The months subsequent were an endless dreary battle of paperwork, full of stalemates, fought in trenches. My father refused to complete the financial aid papers; finally, in desperation, I stole the tax returns from the glove compartment of his Toyota and did them myself. More waiting. Then a note from the Dean of Admissions. An interview was required, and when could I fly to Vermont? I could not afford to fly to Vermont, and I wrote and told him so. Another wait, another letter. The college would reimburse me for my travel expenses if their scholarship offer was accepted. Meanwhile the financial aid packet had come in. My family’s contribution was more than my father said he could afford and he would not pay it. This sort of guerrilla warfare dragged on for eight months. Even today I do not fully understand the chain of events that brought me to Hampden. Sympathetic professors wrote letters; exceptions of various sorts were made in my case. And less than a year after I’d sat down on the gold shag carpet of my little room in Plano and impulsively filled out the questionnaire, I was getting off the bus in Hampden with two suitcases and fifty dollars in my pocket.

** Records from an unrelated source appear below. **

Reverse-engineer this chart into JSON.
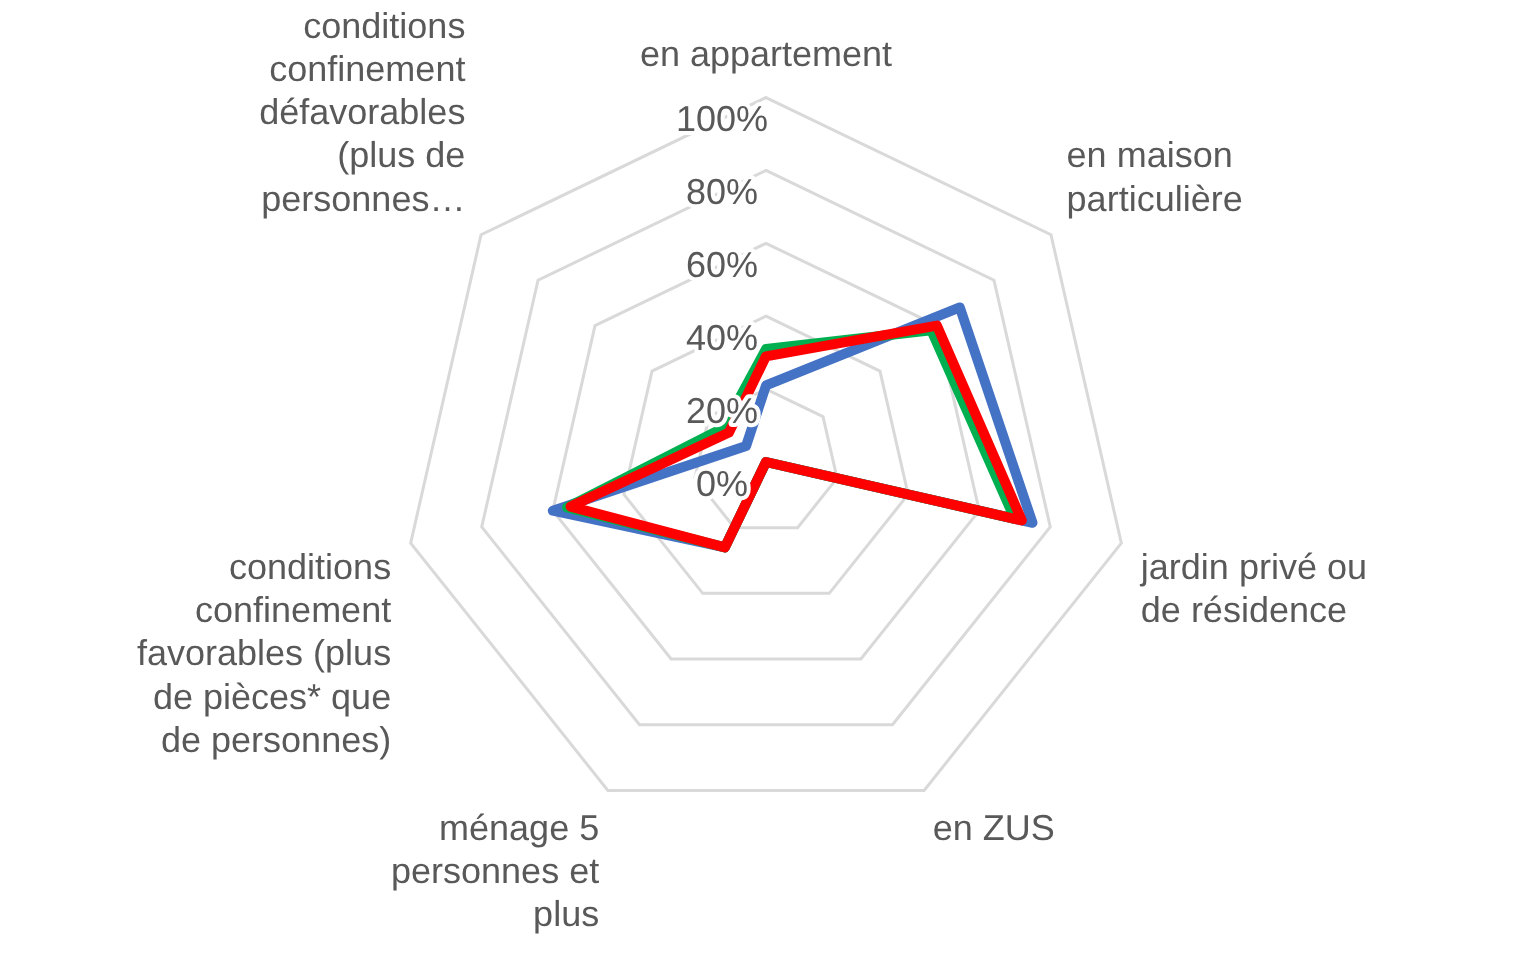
{
  "chart_data": {
    "type": "radar",
    "categories": [
      "en appartement",
      "en maison particulière",
      "jardin privé ou de résidence",
      "en ZUS",
      "ménage 5 personnes et plus",
      "conditions confinement favorables (plus de pièces* que de personnes)",
      "conditions confinement défavorables (plus de personnes…"
    ],
    "series": [
      {
        "color": "#4472c4",
        "values": [
          21,
          68,
          75,
          0,
          26,
          60,
          7
        ]
      },
      {
        "color": "#00b050",
        "values": [
          31,
          58,
          70,
          0,
          26,
          56,
          15
        ]
      },
      {
        "color": "#ff0000",
        "values": [
          29,
          60,
          72,
          0,
          26,
          55,
          13
        ]
      }
    ],
    "ylim": [
      0,
      100
    ],
    "yticks": [
      {
        "value": 0,
        "label": "0%"
      },
      {
        "value": 20,
        "label": "20%"
      },
      {
        "value": 40,
        "label": "40%"
      },
      {
        "value": 60,
        "label": "60%"
      },
      {
        "value": 80,
        "label": "80%"
      },
      {
        "value": 100,
        "label": "100%"
      }
    ],
    "grid": true,
    "legend": false,
    "marker": "none",
    "line_style": "solid"
  }
}
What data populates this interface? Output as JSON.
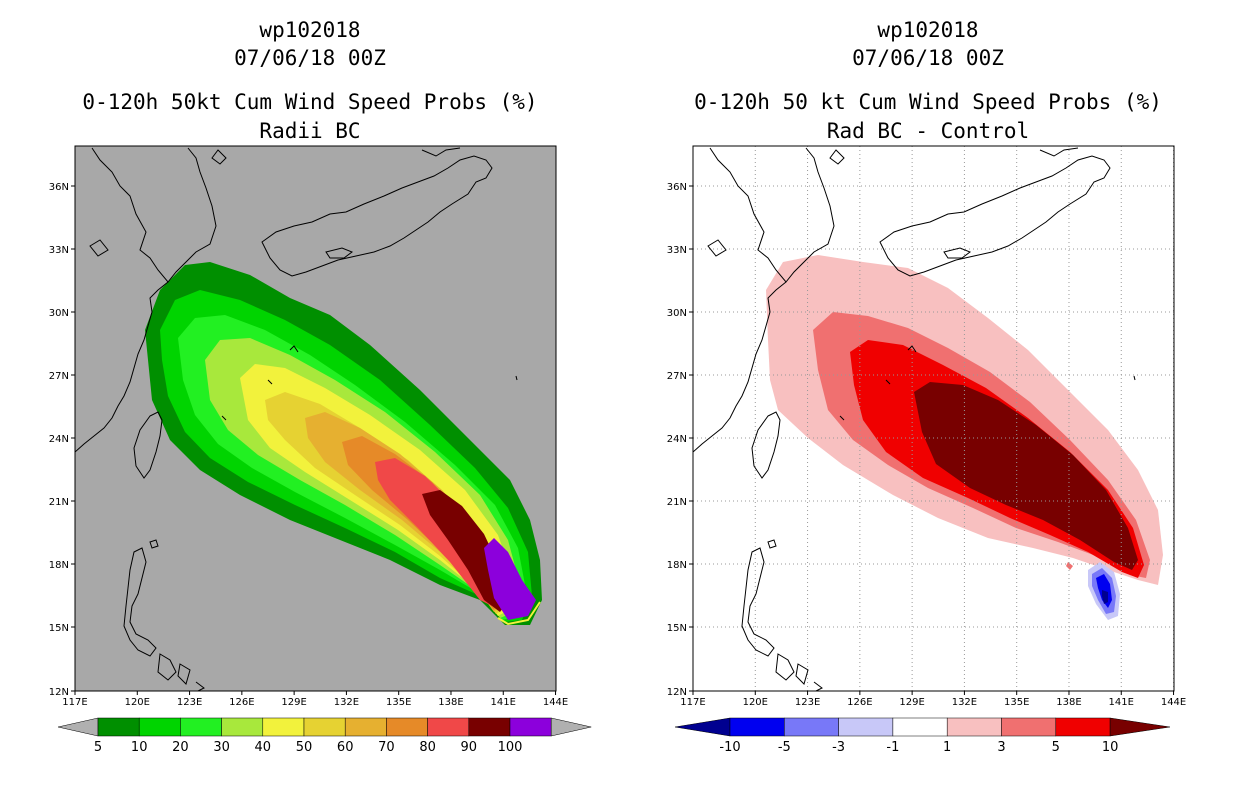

I had never been east of Santa Fe, never north of Portland, and—when I stepped off the bus after a long anxious night that had begun somewhere in Illinois—it was six o’clock in the morning, and the sun was rising over mountains, and birches, and impossibly green meadows; and to me, dazed with night and no sleep and three days on the highway, it was like a country from a dream.
The dormitories weren’t even dorms—or at any rate not like the dorms I knew, with cinderblock walls and depressing, yellowish light—but white clapboard houses with green shutters, set back from the Commons in groves of maple and ash. All the same it never occurred to me that my particular room, wherever it might be, would be anything but ugly and disappointing and it was with something of a shock that I saw it for the first time—
a white room with big north-facing windows, monkish and bare, with scarred oak floors and a ceiling slanted like a garret’s. On my first night there, I sat on the bed during the twilight while the walls went slowly from gray to gold to black, listening to a soprano’s voice climb dizzily up and down somewhere at the other end of the hall until at last the light was completely gone, and the faraway soprano spiraled on and on in the darkness like some angel of death, and I can’t remember the air ever seeming as high and cold and rarefied as it was that night, or ever feeling farther away from the low-slung lines of dusty Plano.
Those first days before classes started I spent alone in my whitewashed room, in the bright meadows of Hampden. And I was happy in those first days as really I’d never been before, roaming like a sleepwalker, stunned and drunk with beauty. A group of red-cheeked girls playing soccer, ponytails flying, their shouts and laughter carrying faintly over the velvety, twilit field. Trees creaking with apples, fallen apples red on the grass beneath, the heavy sweet smell of apples rotting on the ground and the steady thrumming of wasps around them. Commons clock tower: ivied brick, white spire, spellbound in the hazy distance. The shock of first seeing a birch tree at night, rising up in the dark as cool and slim as a ghost. And the nights, bigger than imagining: black and gusty and enormous, disordered and wild with stars.